Yukardaki sorduğumuz soruya gelirsek Kadının kocası tarafından cinsel ilişkiye mecbur kılınması. Bu durumda günah yalnız erkeğindir. Erkek için hem kaza hem keffaret gerekirken, kadın için yalnız kaza gerekiyor.
Muğni’l-Muhtâc’ın yazarı şöyle demiştir:
“Her kim, hanımıyla iki gün üst üste cinsel ilişkiye girerse, kendisine iki keffâret gerekir. Çünkü her günün ibâdeti ayrıdır. İki günün keffâreti birbirine karışmaz. Eğer aynı günde birden fazla cinsel ilişkiye girmişse, birden fazla keffâret gerekmez.”

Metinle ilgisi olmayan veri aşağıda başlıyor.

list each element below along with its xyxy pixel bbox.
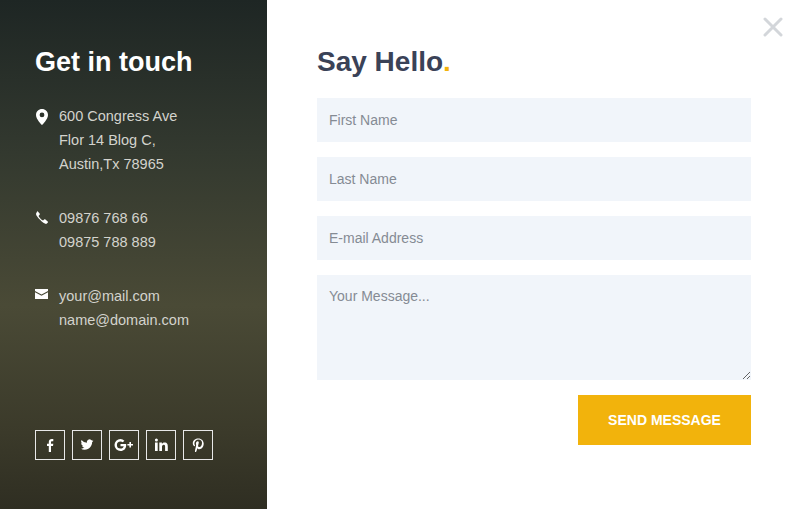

Allah Teâlâ, insana taşıyamayacağı bir yükü yüklemez. Sorunuzda işâret ettiğiniz hadis, Ebû Hureyre’den -Allah ondan râzı olsun- rivâyet olunmuştur.
O şöyle demiştir:
“Bizler, Peygamber -sallallahu aleyhi ve sellem-‘in yanında otururken ansızın bir adam çıkageldi ve: Ey Allah’ın elçisi! Helâk oldum! dedi. Peygamber -sallallahu aleyhi ve sellem-:
Seni helâk eden nedir? diye sordu.
Adam: (Ramazan’da) oruçlu olduğum halde eşimle cinsel ilişkiye girdim, dedi. Bunun üzerine Rasûlullah -sallallahu aleyhi ve sellem-: Bir köle azat edebilir (hürriyetine kavuşturabilir) misin? diye sordu. Adam: Hayır, köle azat edemem, diye cevap verdi. Rasûlullah -sallallahu aleyhi ve sellem-: Öyle ise aralıksız iki ay üst üste oruç tutabilir misin? diye sordu. Adam: Hayır, tutamam, diye cevap verdi. Rasûlullah -sallallahu aleyhi ve sellem-: Altmış yoksulu doyurabilir misin? diye sordu. Adam: Hayır, doyuramam, diye cevap verdi.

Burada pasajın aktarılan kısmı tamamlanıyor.